4. Explore Opportunity Zones
In my opinion, all new real estate investors should explore purchasing property in opportunity zones, which were created in 2017.
According to the IRS, opportunity zones “are an economic development tool that allows people to invest in distressed areas in the United States.” Investing in opportunity zones comes with tax advantages, including the ability to “pay no taxes on any capital gains produced through” an Opportunity Zone investment, provided that it is “held for at least 10 years,” as explained by the Tax Policy Center. In other words, there is no depreciation recapture with opportunity zones.
However, opportunity zone investments can be complicated to navigate for even experienced investors. Based on my years of experience working with opportunity zone investments, first-time real estate investors should research the areas around the country that the federal government has deemed opportunity zones to identify properties that could make suitable investments. From there, they have to ensure they can meet all applicable requirements.
5. Have A Solid Business Plan In Place
Sometimes, new real estate investors get started without a solid business plan. They don’t have a sound strategy and instead more or less “play it by ear.”

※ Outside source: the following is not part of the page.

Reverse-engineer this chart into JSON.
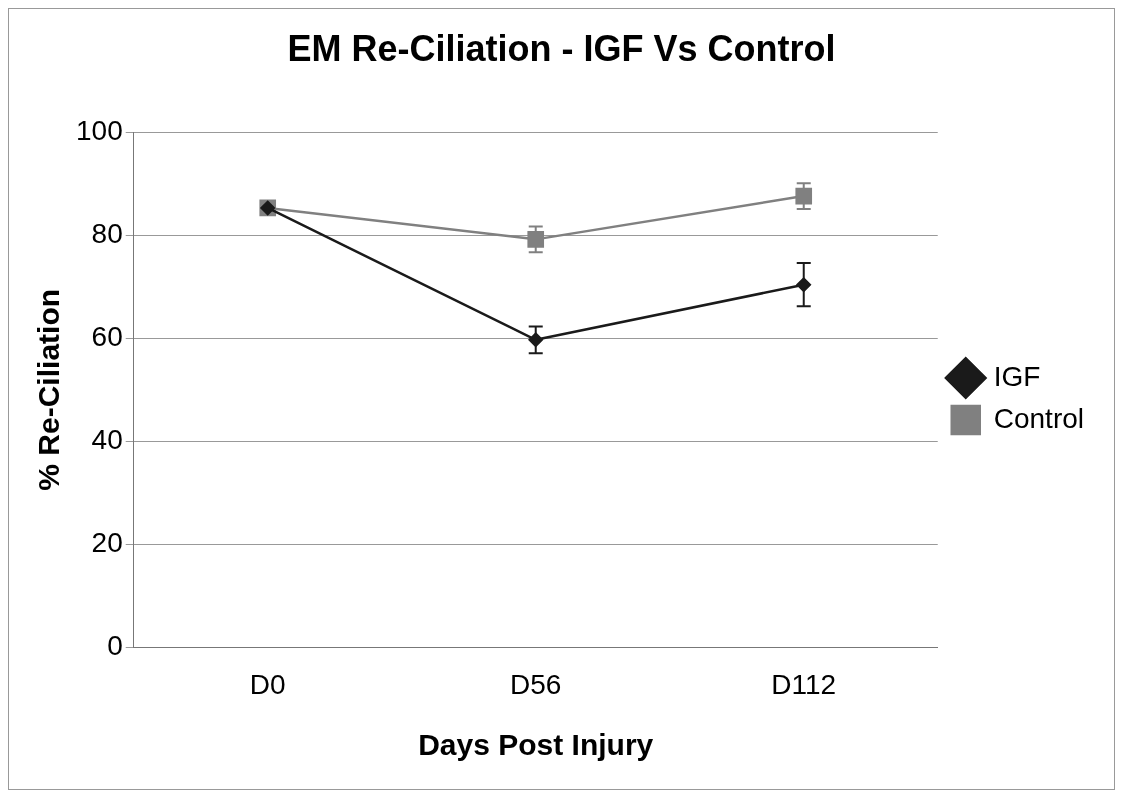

But this is a mistake. Before purchasing property, all real estate investors need to have a solid business plan in place that outlines critical factors, including how they will add value to the property, how they will maintain and operate the property, how they will keep the property competitive and which substandard elements of the property they will immediately address. These elements are a few of many they need to iron out before putting down a deposit. A property purchase without a plan can quickly derail.

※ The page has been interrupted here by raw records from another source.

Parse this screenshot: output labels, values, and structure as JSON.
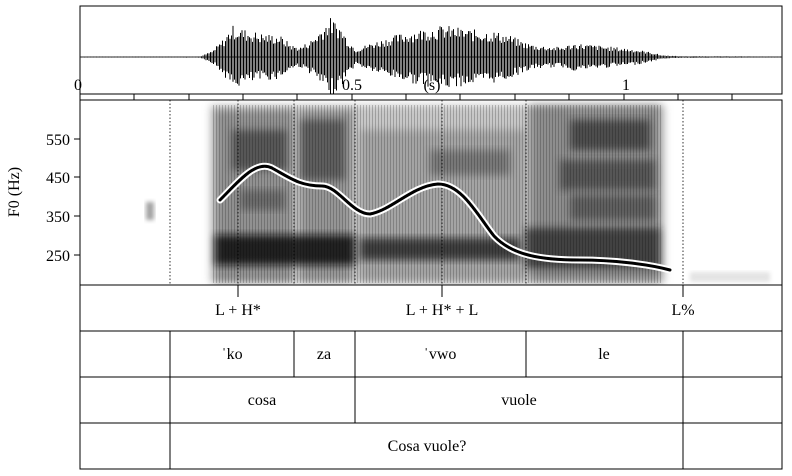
{
  "time_axis": {
    "ticks": [
      "0",
      "0.5",
      "1"
    ],
    "unit": "(s)"
  },
  "f0_axis": {
    "label": "F0 (Hz)",
    "ticks": [
      "550",
      "450",
      "350",
      "250"
    ]
  },
  "tiers": {
    "tones": [
      "L + H*",
      "L + H* + L",
      "L%"
    ],
    "syllables": [
      "ˈko",
      "za",
      "ˈvwo",
      "le"
    ],
    "words": [
      "cosa",
      "vuole"
    ],
    "utterance": "Cosa vuole?"
  },
  "colors": {
    "background": "#ffffff",
    "frame": "#000000",
    "contour": "#000000",
    "contour_halo": "#ffffff"
  },
  "icons": []
}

Then there’s the creative side of a business plan. Real estate investors, both newbies and those with more experience, should think outside the box about how they can alter a property to make it better than it currently is. For instance, maybe they can add an in-law suite to raise its value. On a broad level, I recommend that all real estate investors better their properties by following ESG best practices.

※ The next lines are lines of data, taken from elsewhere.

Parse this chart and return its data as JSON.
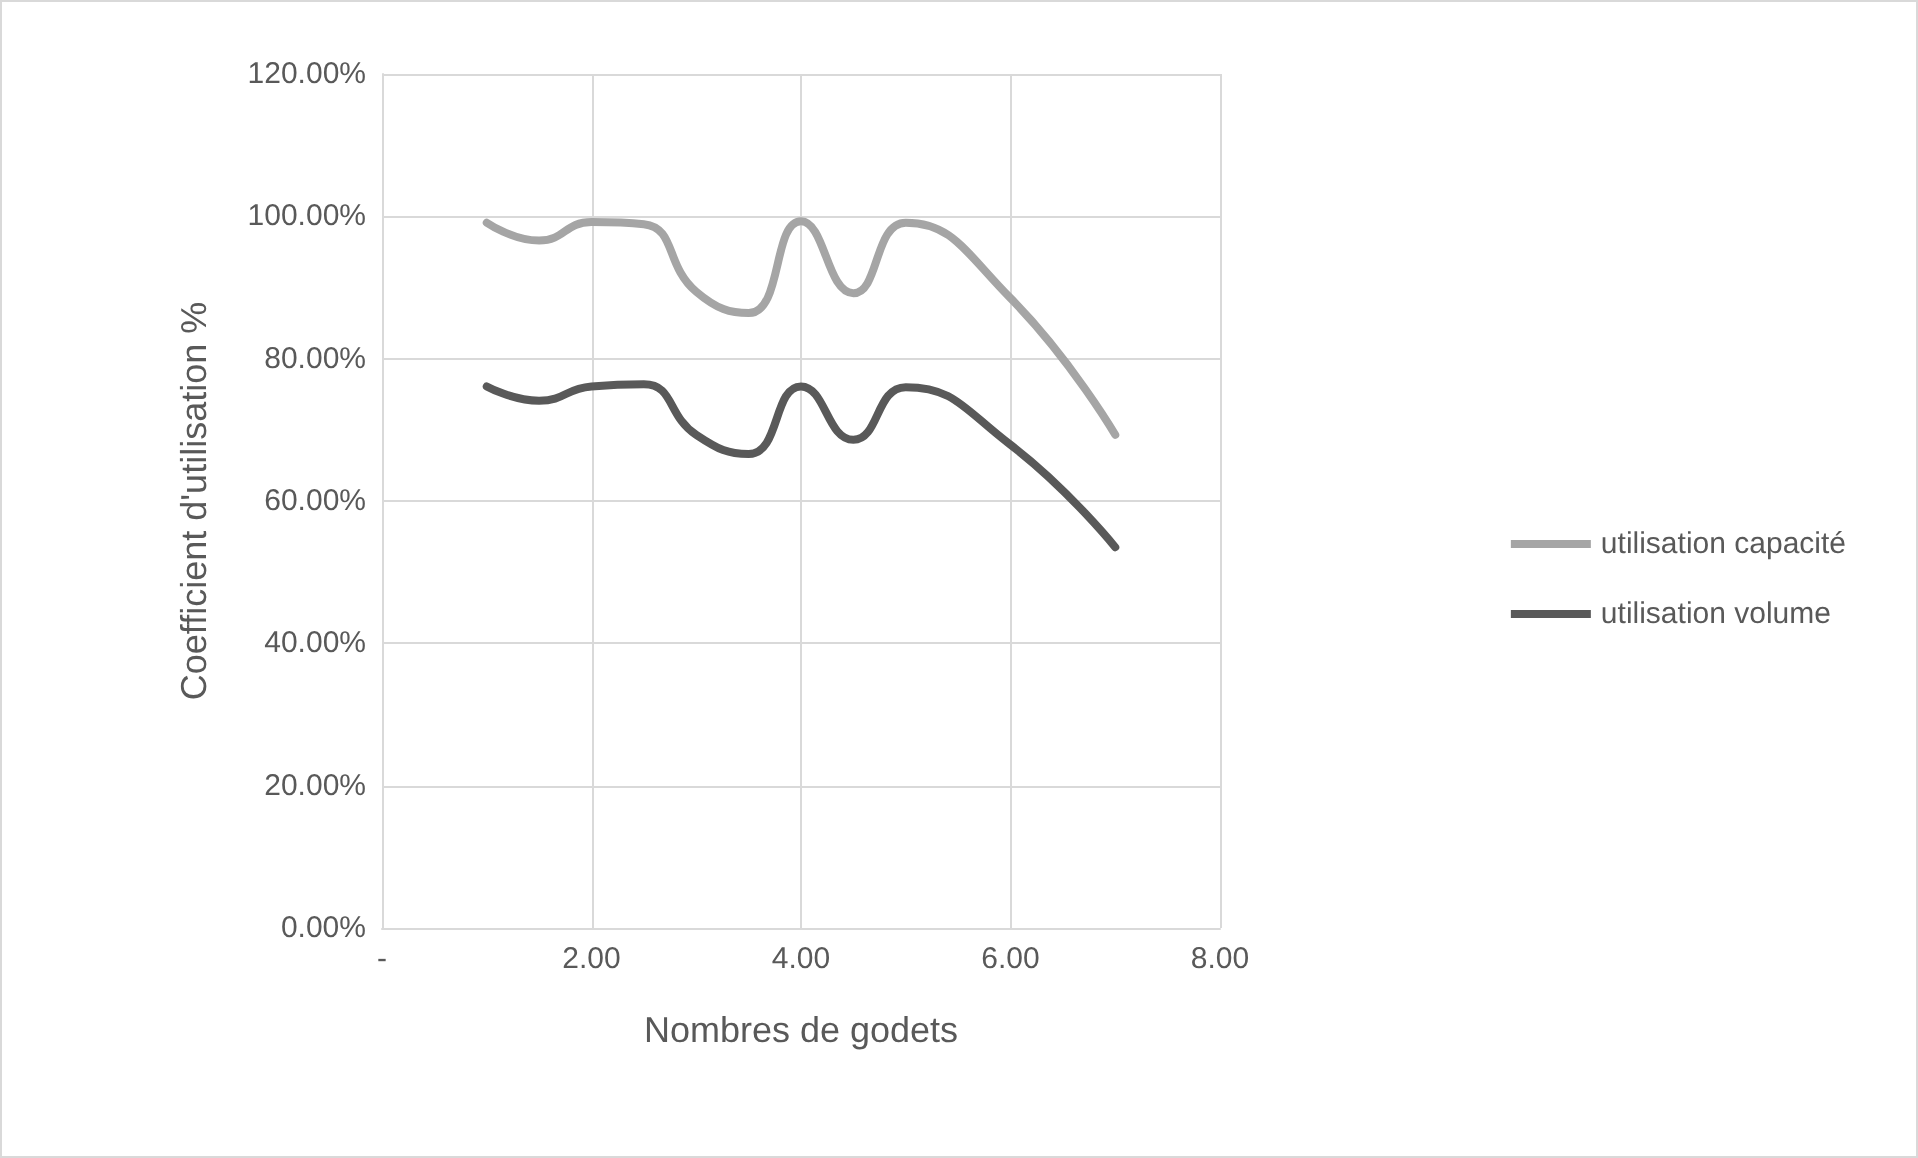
{
  "chart_data": {
    "type": "line",
    "xlabel": "Nombres de godets",
    "ylabel": "Coefficient d'utilisation %",
    "series": [
      {
        "name": "utilisation capacité",
        "color": "#a5a5a5",
        "x": [
          1,
          1.5,
          2,
          2.5,
          3,
          3.5,
          4,
          4.5,
          5,
          6,
          7
        ],
        "values": [
          99.1,
          96.6,
          99.2,
          98.9,
          89.4,
          86.4,
          99.3,
          89.2,
          99.1,
          88.5,
          69.3
        ]
      },
      {
        "name": "utilisation volume",
        "color": "#595959",
        "x": [
          1,
          1.5,
          2,
          2.5,
          3,
          3.5,
          4,
          4.5,
          5,
          6,
          7
        ],
        "values": [
          76.1,
          74.1,
          76.1,
          76.4,
          69.3,
          66.6,
          76.1,
          68.6,
          76.0,
          67.9,
          53.5
        ]
      }
    ],
    "xlim": [
      0,
      8
    ],
    "xticks": [
      {
        "value": 0,
        "label": "-"
      },
      {
        "value": 2,
        "label": "2.00"
      },
      {
        "value": 4,
        "label": "4.00"
      },
      {
        "value": 6,
        "label": "6.00"
      },
      {
        "value": 8,
        "label": "8.00"
      }
    ],
    "ylim": [
      0,
      120
    ],
    "yticks": [
      {
        "value": 0,
        "label": "0.00%"
      },
      {
        "value": 20,
        "label": "20.00%"
      },
      {
        "value": 40,
        "label": "40.00%"
      },
      {
        "value": 60,
        "label": "60.00%"
      },
      {
        "value": 80,
        "label": "80.00%"
      },
      {
        "value": 100,
        "label": "100.00%"
      },
      {
        "value": 120,
        "label": "120.00%"
      }
    ],
    "grid": true,
    "legend": "right",
    "marker": "none",
    "line_style": "solid"
  }
}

Additionally, real estate investors should consider how they plan to give back to their communities (or the communities their properties are located in). Specifically, how can they leverage the property to enhance and enrich the given area? Some ideas include designating a percentage of units at an apartment complex for low-income housing, setting aside conference rooms or office spaces in a commercial property for local nonprofits to use or donating a portion of rental income to local organizations and causes.
6. Hire And Retain The Right Advisors
Given how complicated federal and local civil, property and tax laws are, it can be challenging to get the correct answers—which makes it crucial for new real estate investors to hire and retain the right advisors along the way, and not just in the initial stages of their real estate ventures. Tax attorneys, CPAs and other experts can help first-time real estate investors stay on the right side of the law.
With rising life expectancies, there’s a greater need to invest and save. Living longer equals the need to make more money. By investing in real estate in a tax-efficient, legal manner, first-time real estate investors can set the stage for longevity in the industry—longevity that can finance the rest of their lives.